How To Tackle Insecurity In Creative Pursuits

How To Tackle Insecurity In Creative Pursuits

I realized this morning that I have been working on my little passion project/book for an entire seven months now. That is a huge deal for me. I am the queen of starting multiple projects all at once, not focusing enough on either of them only to eventually give up. I have stuck to this project for six solid months. I’ve opened the document (almost) every day for roughly 210 days. Some days adding a sentence, other days 10 pages. But I’ve stuck to it. The only way I’ve made it this far and the only way this book was even able to begin was facing my insecurities and saying:

“I’m allowed to suck at this.”

Personally, what has always held me back from chasing creative pursuits and dreams is insecurity. Nobody wants to be bad at something they love. We want to be excellent, we want to be praised and validated and successful! But that is a lot of pressure, isn’t it? I think it can be so easy to get caught up in the final product or in what you want your creation to mean to others that you forget why you’re doing it in the first place.

But why did I start writing a book?

Because I desperately wanted to. Writing is a release for me. But the writing I’m most comfortable with is poetry. Writing fiction was something I had never done. I had only ever put my energy and efforts writing-wise into poetry, (I guess my blogging counts too) the theme of which was always – based on my real-life experiences. Real-life vulnerability is the easiest thing for me to tap into when I sit down to write, it’s something I’m passionate about and comfortable with. But the difficult thing with poetry is that I can only successfully write it during random instances of inspiration. It’s very inconsistent. But I love writing. And on one particular day in March, I had the itch to write. But no real-life inspiration to pull from. I felt defeated and restless.

Finally, I opened a document and decided to try something different. What if I tried writing a story? Something completely made up. Fiction…?

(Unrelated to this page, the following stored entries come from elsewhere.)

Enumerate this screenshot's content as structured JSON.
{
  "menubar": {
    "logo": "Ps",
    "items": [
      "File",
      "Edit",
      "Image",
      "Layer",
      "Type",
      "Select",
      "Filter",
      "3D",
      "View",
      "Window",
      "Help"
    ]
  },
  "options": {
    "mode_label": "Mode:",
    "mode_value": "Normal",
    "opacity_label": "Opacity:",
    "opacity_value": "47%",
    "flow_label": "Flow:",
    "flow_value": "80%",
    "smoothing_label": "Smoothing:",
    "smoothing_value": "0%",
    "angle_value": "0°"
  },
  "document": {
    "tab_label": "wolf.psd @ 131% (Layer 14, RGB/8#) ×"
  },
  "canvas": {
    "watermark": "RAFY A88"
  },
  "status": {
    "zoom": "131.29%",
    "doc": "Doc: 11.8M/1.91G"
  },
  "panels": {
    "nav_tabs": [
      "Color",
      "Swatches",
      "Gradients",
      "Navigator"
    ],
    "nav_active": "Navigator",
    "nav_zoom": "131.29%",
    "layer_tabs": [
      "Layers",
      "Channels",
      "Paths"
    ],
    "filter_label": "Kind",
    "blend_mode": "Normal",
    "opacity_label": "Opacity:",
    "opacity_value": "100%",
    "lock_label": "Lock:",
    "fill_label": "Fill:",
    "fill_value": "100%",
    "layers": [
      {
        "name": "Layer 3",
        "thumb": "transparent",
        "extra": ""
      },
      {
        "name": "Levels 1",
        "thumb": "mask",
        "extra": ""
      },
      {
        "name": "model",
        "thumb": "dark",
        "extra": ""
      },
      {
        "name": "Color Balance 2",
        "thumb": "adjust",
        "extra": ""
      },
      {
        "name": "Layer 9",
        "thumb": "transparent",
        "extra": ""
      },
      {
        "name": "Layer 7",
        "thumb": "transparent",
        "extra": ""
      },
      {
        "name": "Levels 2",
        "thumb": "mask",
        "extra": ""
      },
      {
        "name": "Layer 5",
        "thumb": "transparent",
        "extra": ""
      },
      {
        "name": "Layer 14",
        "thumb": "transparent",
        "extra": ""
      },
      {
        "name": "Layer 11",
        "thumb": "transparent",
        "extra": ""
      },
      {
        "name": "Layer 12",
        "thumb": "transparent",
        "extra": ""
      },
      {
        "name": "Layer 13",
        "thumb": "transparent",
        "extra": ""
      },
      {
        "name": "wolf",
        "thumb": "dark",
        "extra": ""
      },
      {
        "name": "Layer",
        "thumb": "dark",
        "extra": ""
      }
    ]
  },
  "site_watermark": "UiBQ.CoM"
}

I stared at the screen blankly for a few minutes. “I can’t do this.” “I don’t even know what to say.” “How do people start books?” “What kind of stories do people like to read?” And then I remembered a message I had recently heard (via the lovely Amie McNee aka @inspiredtowrite on Instagram):

You’re allowed to make bad art.

I realized – it doesn’t matter what people want to read. It doesn’t matter what people think of my story. People don’t have to ever read it. I don’t have to show anyone. This is not my career, it’s my hobby.

This can be just for me.

After sitting with those thoughts, the first sentence of my story came out. I refused to overthink it, I refused to edit anything right away. I was determined to enjoy the process and treat it like something that I was doing purely for my enjoyment. I created a scene, a story, a character. Her name was the first name that came to my head, I almost over thought it but I didn’t. I let it come to me, and it did! When I let go of the insecurity and fear of outside opinion, the story blossomed.

By the end of that initial writing session, I felt so much joy! I was doing something I had never done before. I was writing fiction! and – I loved it.

On that first day, I spent a solid 3 hours straight writing. I think I wrote 10 pages in that time frame. I gave myself grace. I let go of the second-guessing. I reminded myself: this can be for me and no one else. No one has to read my story. I don’t have to show anyone. That mantra is what has allowed me to get this far.

I’m not saying that I don’t want to share my story with the world — I honestly kind of do want to share it, someday, maybe! But I refuse to commit to that idea while I’m still in the (first draft) writing process. I tell myself every day that I will never let anyone read this story (except for my husband because…well, I needed someone I could talk about it with!) and even though I know at this point, that is probably untrue, it is the only way for me to let go of my insecurities and simply write and allow the story to unfold. Editing and opening myself up to outside criticism will eventually be the next step. But if I let my fear of criticism hold me back, my story would have never had a chance at existing, to begin with.

Allowing yourself to make something that could potentially suck is freeing. Your story/hobby/creative pursuit doesn’t have to be good it just has to be – exist.

If I had never taken that first step of allowing myself to create something potentially bad, I would have never gotten started to begin with.

I would have never experienced the joy of completing a scene I could see so vividly in my mind but struggled to put to words.

I would have never known how delightful, comforting, and fun!!! it can be to write fiction!

I challenge you to think about a creative pursuit you’ve been wanting to do but haven’t started yet. Think about what’s actually stopping you.
Is it insecurity? Fear of failure? What if you let go of perfectionism and simply allowed yourself to create something, without expecting it to be good but rather just allowing it to “be”? What would you create? I encourage you to try!